What Martin eludes to, and what Gary Leff states plainly over at the Boarding Area, is that, by changing the programme structure to follow suite with the other two of the Big Three, American Airlines may lose the "brand insulation" provided by the AAdvantage programme. "Brand insulation" refers to the protective cocoon a loyalty programme can provide to a brand that insulates it from customer defections due to service breakdowns, systemic operating challenges, and competitive promotions. Once members build up equity in the form of frequent-flyer miles, and earn elite status in the programme, they become much more forgiving of these negative forces, and much more likely to continue the relationship despite those forces otherwise motivating them to switch.
Leff, in particular, believes that the AAdvantage programme changes have frayed the insulation deeply enough to short out his relationship with American. The reasons why AAdvantage members are up in arms appear two-fold: one, the heretofore richer AAdvantage programme had provided a competitive advantage (no pun intended) for American; and 2) American provides a poorer overall flight experience than Delta or United, and now that AAdvantage has become a me-too programme, disgruntled AAdvantage members have a bona-fide reason to switch. Money quote from Grant Martin:
"American isn't doing anything above and beyond what its competitors did, but the recent merger with US Airways already has both employees and customers on edge and as many point out, unlike Delta and United, AAdvantage was one of the best things about the carrier."

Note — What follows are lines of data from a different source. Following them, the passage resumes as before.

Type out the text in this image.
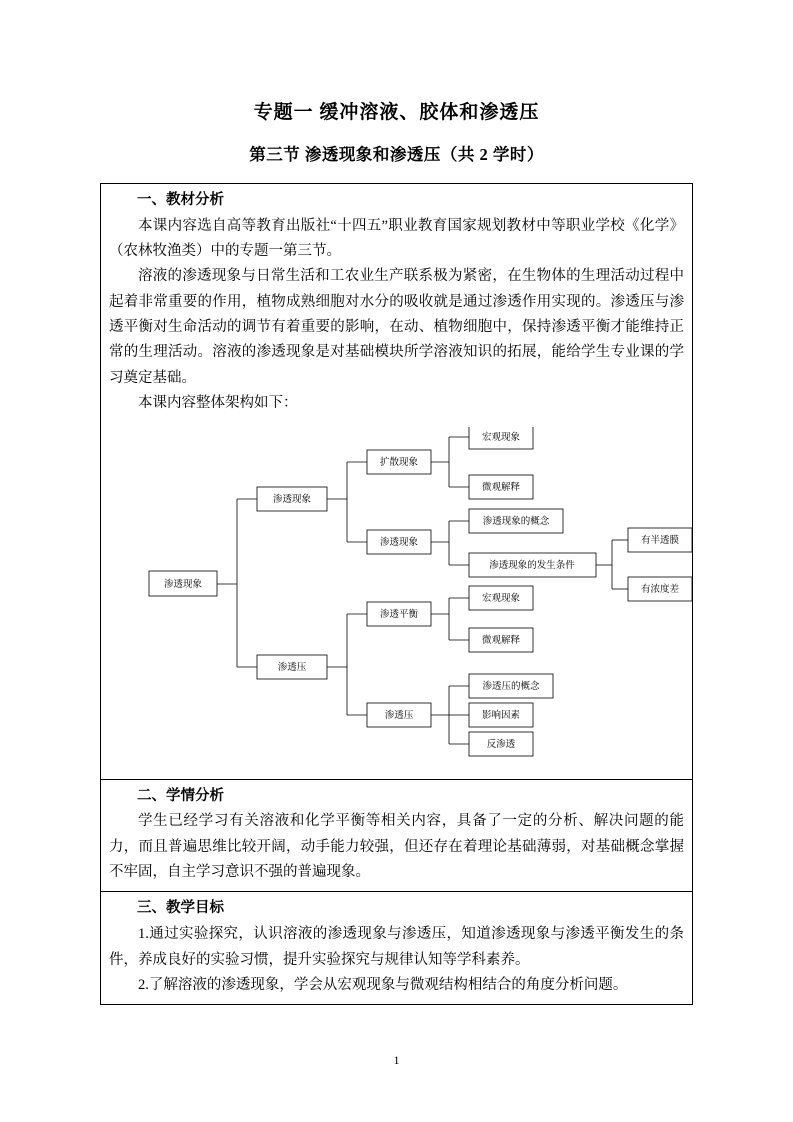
专题一 缓冲溶液、胶体和渗透压
第三节 渗透现象和渗透压（共 2 学时）
一、教材分析

本课内容选自高等教育出版社“十四五”职业教育国家规划教材中等职业学校《化学》（农林牧渔类）中的专题一第三节。

溶液的渗透现象与日常生活和工农业生产联系极为紧密，在生物体的生理活动过程中起着非常重要的作用，植物成熟细胞对水分的吸收就是通过渗透作用实现的。渗透压与渗透平衡对生命活动的调节有着重要的影响，在动、植物细胞中，保持渗透平衡才能维持正常的生理活动。溶液的渗透现象是对基础模块所学溶液知识的拓展，能给学生专业课的学习奠定基础。

本课内容整体架构如下：

渗透现象
渗透现象
渗透压
扩散现象
渗透现象
渗透平衡
渗透压
宏观现象
微观解释
渗透现象的概念
渗透现象的发生条件
宏观现象
微观解释
渗透压的概念
影响因素
反渗透
有半透膜
有浓度差

二、学情分析

学生已经学习有关溶液和化学平衡等相关内容，具备了一定的分析、解决问题的能力，而且普遍思维比较开阔，动手能力较强，但还存在着理论基础薄弱，对基础概念掌握不牢固，自主学习意识不强的普遍现象。

三、教学目标

1.通过实验探究，认识溶液的渗透现象与渗透压，知道渗透现象与渗透平衡发生的条件，养成良好的实验习惯，提升实验探究与规律认知等学科素养。

2.了解溶液的渗透现象，学会从宏观现象与微观结构相结合的角度分析问题。

1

Gary Leff, meanwhile, is much more blunt:
Delta earns a revenue premium not because of its SkyMiles programme, but in spite of it. Their recent IT meltdown notwithstanding, they offer a better on-time reliable product. American isn't Delta. You don't choose American in spite of AAdvantage, the underlying airline isn't nearly as good. With the airline operation lagging, cuts to the AAdvantage programme, and strong indications of more cuts to come, I've been flying American less.
Martin points out that over on the Flyertalk message boards, he found 118 pages of AAdvantage members posting complaints about the programme. A recent Flyertalk poll on the AAdvantage changes found 23% of responding members ready to switch to another airline's programme and 29% ready to become deal-seeking free agents. That's over half of respondents ready to jump ship. Granted, the results are from an unscientific survey, but they should still give AAdvantage executives the night sweats.
What can American do now to molify the Gary Leffs in its programme? Short of reversing course on the programme changes, targeted generosity is arguably the best approach. Target those elite flyers most in danger of defection and extend their elite status for a bonus period, round up their miles to the next redemption level, or gift them with free companion tickets. A few million dollars spent now on salvaging damaged relationships will pay long-term dividends.
It would certainly also help the situation if American can improve its flying experience to compare more favorably to its rivals. American's move to restructure its programme isn't the wrong one- but if your core service offering doesn't compare favorably to the competition, then brand insulation will only get you so far.